The lighthearted, forward-looking attitude and fashions of the late 1920s stayed
through most of 1930, but by the end of that year the effects of the
Great Depression began to affect the public, and a more conservative
approach to fashion displaced that of the 1920s.
For
women, skirts became longer and the waist-line was returned up to its
normal position in an attempt to bring back the traditional "womanly"
look.
Jean
Patou, who had first raised hemlines to 18" off the floor with his
"flapper" dresses of 1924, had begun lowering them again in 1927, using
Vionnet's handkerchief hemline to disguise the change. By 1930, longer
skirts and natural waists were shown everywhere.
Jean Patou |
Feminine
curves were highlighted in the 1930s through the use of the bias-cut in
dresses. Madeleine Vionnet was the innovator of the bias-cut and used
this method to create sculptural dresses that molded and shaped over the body's contours as it draped the female form.
Through
the mid-1930s, the natural waistline was often accompanied by emphasis
on an empire line.
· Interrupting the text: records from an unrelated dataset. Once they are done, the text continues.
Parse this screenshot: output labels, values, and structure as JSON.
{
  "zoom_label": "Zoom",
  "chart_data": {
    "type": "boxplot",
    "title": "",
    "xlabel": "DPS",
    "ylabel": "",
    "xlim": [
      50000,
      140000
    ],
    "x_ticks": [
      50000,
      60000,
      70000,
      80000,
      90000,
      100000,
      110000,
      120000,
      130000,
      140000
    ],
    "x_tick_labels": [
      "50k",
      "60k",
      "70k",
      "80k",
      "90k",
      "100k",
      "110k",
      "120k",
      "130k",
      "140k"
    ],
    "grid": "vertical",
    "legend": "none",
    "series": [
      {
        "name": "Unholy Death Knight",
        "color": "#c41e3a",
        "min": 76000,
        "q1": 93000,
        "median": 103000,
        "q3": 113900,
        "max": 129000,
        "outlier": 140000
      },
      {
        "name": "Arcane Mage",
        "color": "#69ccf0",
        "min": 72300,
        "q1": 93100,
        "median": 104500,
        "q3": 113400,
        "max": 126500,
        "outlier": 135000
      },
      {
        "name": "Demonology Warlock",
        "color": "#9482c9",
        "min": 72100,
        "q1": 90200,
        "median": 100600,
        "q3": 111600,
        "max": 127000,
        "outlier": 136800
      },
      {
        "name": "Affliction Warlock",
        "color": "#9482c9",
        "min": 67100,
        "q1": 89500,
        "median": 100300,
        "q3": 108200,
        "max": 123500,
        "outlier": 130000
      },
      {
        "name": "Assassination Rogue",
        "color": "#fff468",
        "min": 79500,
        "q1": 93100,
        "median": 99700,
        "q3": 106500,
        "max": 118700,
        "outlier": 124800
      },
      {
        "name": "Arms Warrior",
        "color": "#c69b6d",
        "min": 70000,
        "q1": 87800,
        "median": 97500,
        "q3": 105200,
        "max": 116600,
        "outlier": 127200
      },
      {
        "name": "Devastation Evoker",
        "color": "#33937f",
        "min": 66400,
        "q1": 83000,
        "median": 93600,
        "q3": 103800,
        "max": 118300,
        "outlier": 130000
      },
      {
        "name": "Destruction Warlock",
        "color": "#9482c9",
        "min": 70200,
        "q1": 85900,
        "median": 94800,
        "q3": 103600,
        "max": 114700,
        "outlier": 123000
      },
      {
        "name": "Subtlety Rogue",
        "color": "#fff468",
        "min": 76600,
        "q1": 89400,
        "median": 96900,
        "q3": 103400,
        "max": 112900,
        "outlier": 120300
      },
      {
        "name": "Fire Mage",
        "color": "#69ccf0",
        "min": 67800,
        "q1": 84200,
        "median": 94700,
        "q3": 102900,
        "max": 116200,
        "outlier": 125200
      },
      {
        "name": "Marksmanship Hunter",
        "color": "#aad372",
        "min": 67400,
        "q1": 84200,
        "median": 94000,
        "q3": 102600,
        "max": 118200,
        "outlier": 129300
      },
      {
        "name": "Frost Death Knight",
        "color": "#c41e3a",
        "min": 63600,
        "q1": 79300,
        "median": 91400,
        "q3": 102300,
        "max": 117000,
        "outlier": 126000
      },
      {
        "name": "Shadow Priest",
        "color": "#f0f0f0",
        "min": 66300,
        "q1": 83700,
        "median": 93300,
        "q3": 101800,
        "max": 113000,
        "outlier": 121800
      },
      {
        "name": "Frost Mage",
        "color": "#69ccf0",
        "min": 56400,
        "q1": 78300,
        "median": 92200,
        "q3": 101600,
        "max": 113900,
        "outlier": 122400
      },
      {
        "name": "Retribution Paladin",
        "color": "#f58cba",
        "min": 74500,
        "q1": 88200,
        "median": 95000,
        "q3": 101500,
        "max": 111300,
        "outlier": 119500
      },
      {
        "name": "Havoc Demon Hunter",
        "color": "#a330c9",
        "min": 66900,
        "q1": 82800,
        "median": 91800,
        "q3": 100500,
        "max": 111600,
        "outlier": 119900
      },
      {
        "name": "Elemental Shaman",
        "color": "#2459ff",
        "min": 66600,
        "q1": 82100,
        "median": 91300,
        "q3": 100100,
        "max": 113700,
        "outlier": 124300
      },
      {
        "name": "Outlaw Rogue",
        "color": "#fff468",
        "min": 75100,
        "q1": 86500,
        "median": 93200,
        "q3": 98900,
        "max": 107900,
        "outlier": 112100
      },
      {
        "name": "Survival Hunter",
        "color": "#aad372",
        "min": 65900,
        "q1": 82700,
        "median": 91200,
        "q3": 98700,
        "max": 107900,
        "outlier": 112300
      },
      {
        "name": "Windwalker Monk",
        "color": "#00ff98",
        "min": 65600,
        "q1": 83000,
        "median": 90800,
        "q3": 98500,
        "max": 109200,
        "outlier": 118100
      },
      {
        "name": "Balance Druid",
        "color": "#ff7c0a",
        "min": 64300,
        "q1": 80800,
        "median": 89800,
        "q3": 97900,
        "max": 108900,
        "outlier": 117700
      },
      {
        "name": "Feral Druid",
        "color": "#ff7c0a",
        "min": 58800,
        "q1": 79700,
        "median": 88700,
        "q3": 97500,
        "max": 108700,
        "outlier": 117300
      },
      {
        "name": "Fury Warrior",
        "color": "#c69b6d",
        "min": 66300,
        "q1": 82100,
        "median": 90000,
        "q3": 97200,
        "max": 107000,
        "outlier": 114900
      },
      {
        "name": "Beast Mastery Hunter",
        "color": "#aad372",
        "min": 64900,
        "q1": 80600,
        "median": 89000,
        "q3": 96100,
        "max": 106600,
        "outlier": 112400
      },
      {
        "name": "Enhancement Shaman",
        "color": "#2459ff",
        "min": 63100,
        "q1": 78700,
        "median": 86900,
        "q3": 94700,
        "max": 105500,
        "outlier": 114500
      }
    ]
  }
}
Short bolero jackets, capelets, and dresses cut with
fitted midriffs or seams below the bust increased the focus on breadth
at the shoulder.
Evening dresses with matching jackets were worn to the theatre, nightclubs, and elegant restaurants.
Full, gathered skirts, known as the dirndl skirt, became popular around 1945.
Gloves were "enormously important" in this period. Evening
dresses were accompanied by elbow length gloves, and day costumes were
worn with short or opera-length gloves of fabric or leather.